What the spread operator does is it creates a new array or object in memory, it takes the each individual element in the array or object and makes an exact copy of it in memory. The syntax looks like so:
lets say you created an array a:
let a = [1,2,3]
you want to make an exact copy (a deep copy) initialized to a new variable b:
let b =[…a]
and…thats it! Using the spread operator has huge benefits in making a code base more readable and organized, but it does come with pitfalls if the user is unaware of them.
The spread operator makes deep copies of data if the data is not nested. When you have nested data in an array or object the spread operator will create a deep copy of the top most data and a shallow copy of the nested data. lets take a look at what this means.
lets say I have an array c that looks like this:
let c = [1,2,[3,[4,5]]]
If we spread this data to a new variable (d):
let d = […c]
It looks like we get a deep copy but in fact we don’t!
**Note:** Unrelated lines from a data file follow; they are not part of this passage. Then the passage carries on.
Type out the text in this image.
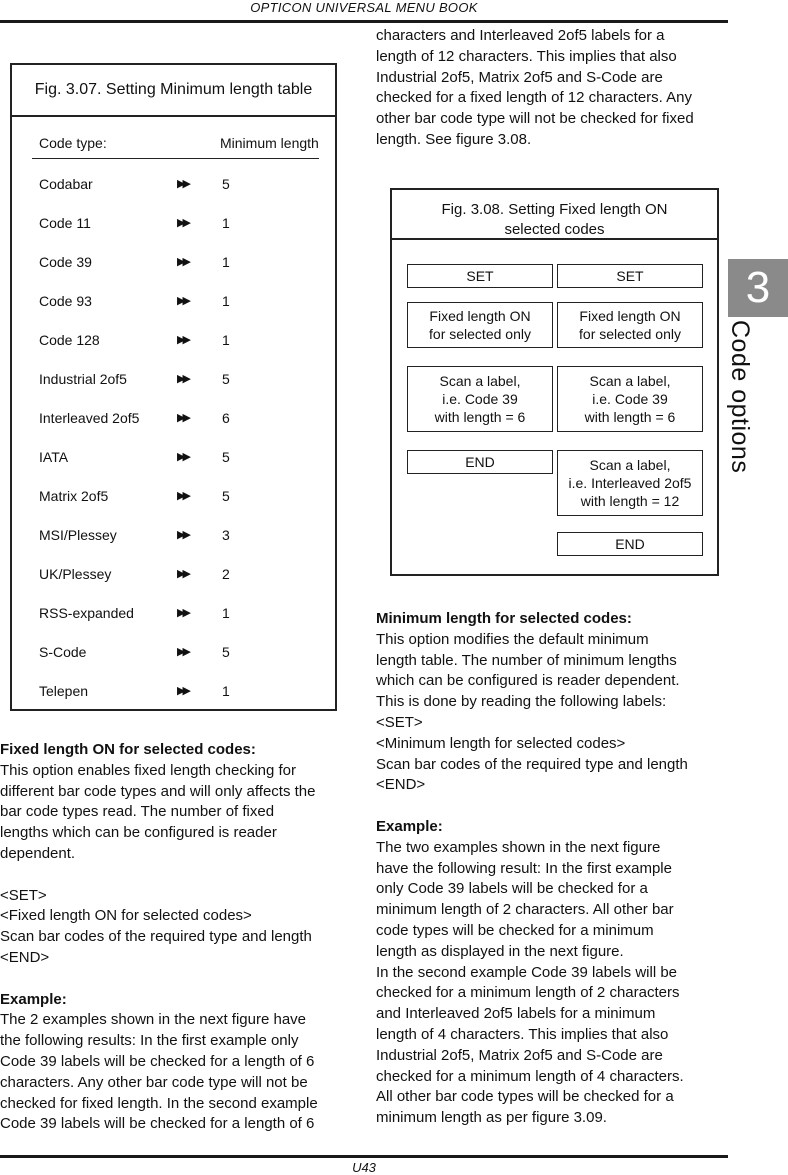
OPTICON UNIVERSAL MENU BOOK

characters and Interleaved 2of5 labels for a

length of 12 characters. This implies that also

Industrial 2of5, Matrix 2of5 and S-Code are

checked for a fixed length of 12 characters. Any

other bar code type will not be checked for fixed

length. See figure 3.08.

Fig. 3.07. Setting Minimum length table
Code type:	Minimum length
Codabar	▶▶ 5
Code 11	▶▶ 1
Code 39	▶▶ 1
Code 93	▶▶ 1
Code 128	▶▶ 1
Industrial 2of5	▶▶ 5
Interleaved 2of5	▶▶ 6
IATA	▶▶ 5
Matrix 2of5	▶▶ 5
MSI/Plessey	▶▶ 3
UK/Plessey	▶▶ 2
RSS-expanded	▶▶ 1
S-Code	▶▶ 5
Telepen	▶▶ 1
Fig. 3.08. Setting Fixed length ON
selected codes
SET
Fixed length ON
for selected only
Scan a label,
i.e. Code 39
with length = 6
END
SET
Fixed length ON
for selected only
Scan a label,
i.e. Code 39
with length = 6
Scan a label,
i.e. Interleaved 2of5
with length = 12
END
3
Code options

Fixed length ON for selected codes:

This option enables fixed length checking for

different bar code types and will only affects the

bar code types read. The number of fixed

lengths which can be configured is reader

dependent.

<SET>

<Fixed length ON for selected codes>

Scan bar codes of the required type and length

<END>

Example:

The 2 examples shown in the next figure have

the following results: In the first example only

Code 39 labels will be checked for a length of 6

characters. Any other bar code type will not be

checked for fixed length. In the second example

Code 39 labels will be checked for a length of 6

Minimum length for selected codes:

This option modifies the default minimum

length table. The number of minimum lengths

which can be configured is reader dependent.

This is done by reading the following labels:

<SET>

<Minimum length for selected codes>

Scan bar codes of the required type and length

<END>

Example:

The two examples shown in the next figure

have the following result: In the first example

only Code 39 labels will be checked for a

minimum length of 2 characters. All other bar

code types will be checked for a minimum

length as displayed in the next figure.

In the second example Code 39 labels will be

checked for a minimum length of 2 characters

and Interleaved 2of5 labels for a minimum

length of 4 characters. This implies that also

Industrial 2of5, Matrix 2of5 and S-Code are

checked for a minimum length of 4 characters.

All other bar code types will be checked for a

minimum length as per figure 3.09.

U43
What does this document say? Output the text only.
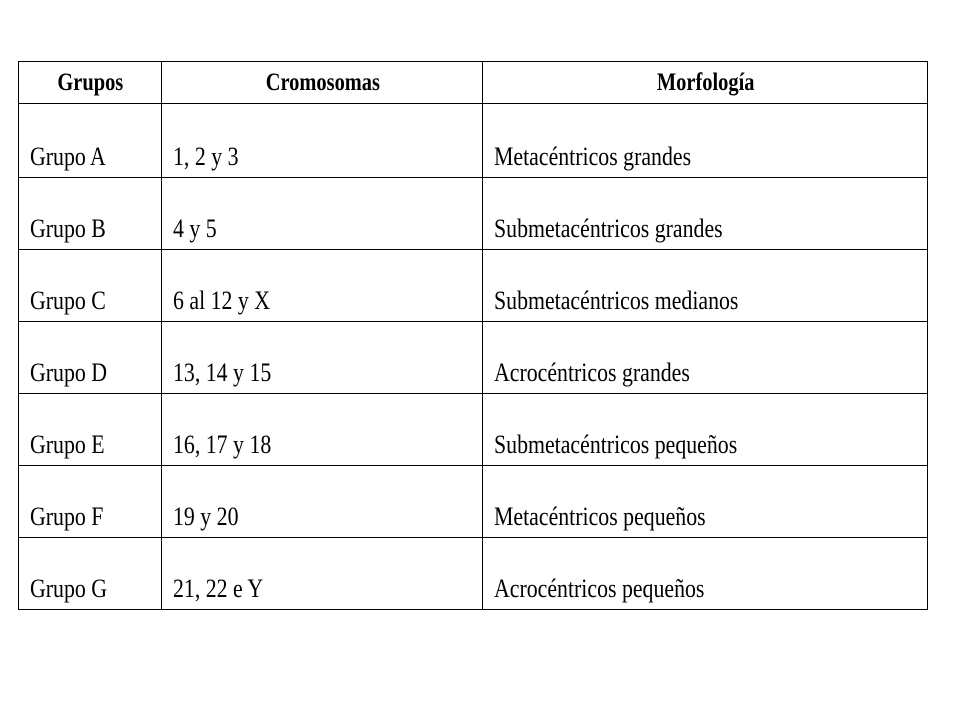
Grupos	Cromosomas	Morfología
Grupo A	1, 2 y 3	Metacéntricos grandes
Grupo B	4 y 5	Submetacéntricos grandes
Grupo C	6 al 12 y X	Submetacéntricos medianos
Grupo D	13, 14 y 15	Acrocéntricos grandes
Grupo E	16, 17 y 18	Submetacéntricos pequeños
Grupo F	19 y 20	Metacéntricos pequeños
Grupo G	21, 22 e Y	Acrocéntricos pequeños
When we index into our new array(d) we get the following:
console.log(d[0])
1
console.log(d[1])
2
console.log(d[2])
[3,[4,5]]
console.log(d[2][1])
[4,5]
It looks right! But its not! The major pitfall happens when we try to change the existing data. If we change the data for variable d at index 0 and 1 it works as expected! These values were created in memory as a new array. However when we change the array saved at index 2(d[2][1]) not only does it change the data for our variable d but c as well. This goes back to how javascript saves data so instead of a variable that we instantiated the reference is now the index of the array, so this means d[2][1] points to the same array that c[2][1] points to in memory. CONFUSING, ANNOYING but now you know. So what do you do? You spread that value as well. So when written correctly this looks like:
let d = […c]
d[2] = […c[2]]
this changes the reference at d[2] to a new array created with the spread operator! If you wanted to use the spread operator to copy an object you would have to apply the same methods!